W czwartek 16 września odbyła się konferencja Mai Krzyżewskiej, która już w najbliższą niedzielę wyjeżdża do Francji, by przygotować się do 21. Konkursu Piosenki Eurowizji dla Dzieci. Podczas spotkania zdradzono mediom, jak wyglądają ostatnie przygotowania do występu w Nicei. Reżyser widowiska wspomniał, że będzie to zupełnie inny występ, niż wszystkie do tej pory.

– To będzie tak piękne i pełne emocji, że musicie zobaczyć to sami. Będą moje prywatne zdjęcia, więc to na pewno doda uroku. Ale podchodzę do tego, jak do super przygody i super doświadczenia, więc nie mam się czym stresować – zapowiedziała dziewczynka w rozmowie z reporterką "Jastrząb Post".

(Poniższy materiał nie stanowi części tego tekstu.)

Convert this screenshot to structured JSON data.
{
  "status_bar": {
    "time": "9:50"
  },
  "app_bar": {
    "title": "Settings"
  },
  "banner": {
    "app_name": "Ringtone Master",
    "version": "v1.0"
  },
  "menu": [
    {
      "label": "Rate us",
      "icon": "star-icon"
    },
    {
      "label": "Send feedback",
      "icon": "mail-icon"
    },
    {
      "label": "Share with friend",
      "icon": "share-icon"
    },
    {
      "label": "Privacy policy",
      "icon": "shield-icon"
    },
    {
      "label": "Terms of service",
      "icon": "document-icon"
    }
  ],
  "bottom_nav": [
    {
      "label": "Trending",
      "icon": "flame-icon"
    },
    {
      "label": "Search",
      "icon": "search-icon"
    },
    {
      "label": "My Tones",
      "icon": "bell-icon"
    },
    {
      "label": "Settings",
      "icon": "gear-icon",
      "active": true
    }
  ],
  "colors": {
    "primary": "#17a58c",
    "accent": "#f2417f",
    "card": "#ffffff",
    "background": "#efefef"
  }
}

Maja Krzyżewska wzruszyła się na konferencji

Maja Krzyżewska wyznała, że w ostatnim czasie jej życie bardzo się zmieniło. Swoje treningi wokalne łączy z nauką w szkole, przez co przeszła na nauczanie indywidualne. Często bywa również w Warszawie, choć mieszka w małej miejscowości położonej około 3 godziny drogi od stolicy. W intensywnych przygotowaniach do występu towarzyszą jej też najbliżsi, którzy wyruszą z nią do Francji. – Jadę z mamą i całą ekipą. Przylecą też moje dwie ciocie i dwie sąsiadki. Doleci też mój ojczym, więc dużo się dzieje – stwierdziła.

Na konferencji wyświetlono również wideo, jakie przygotowali dla niej organizatorzy wydarzenia. Dziewczynka wówczas nie mogła powstrzymać łez. – Na pewno po zobaczeniu filmiku, towarzyszyły mi emocje nie z tej ziemi. Nawet nie wiem, kiedy oni to nagrali. To są dla mnie niesamowicie bliskie osoby. Popłakałam się, bo to było dla mnie bardzo emocjonalne – wyznała.

Źródło: WPROST.pl / jastrzabpost.pl
Proszę czekać ...

Proszę czekać ...

Proszę czekać ...

Proszę czekać ...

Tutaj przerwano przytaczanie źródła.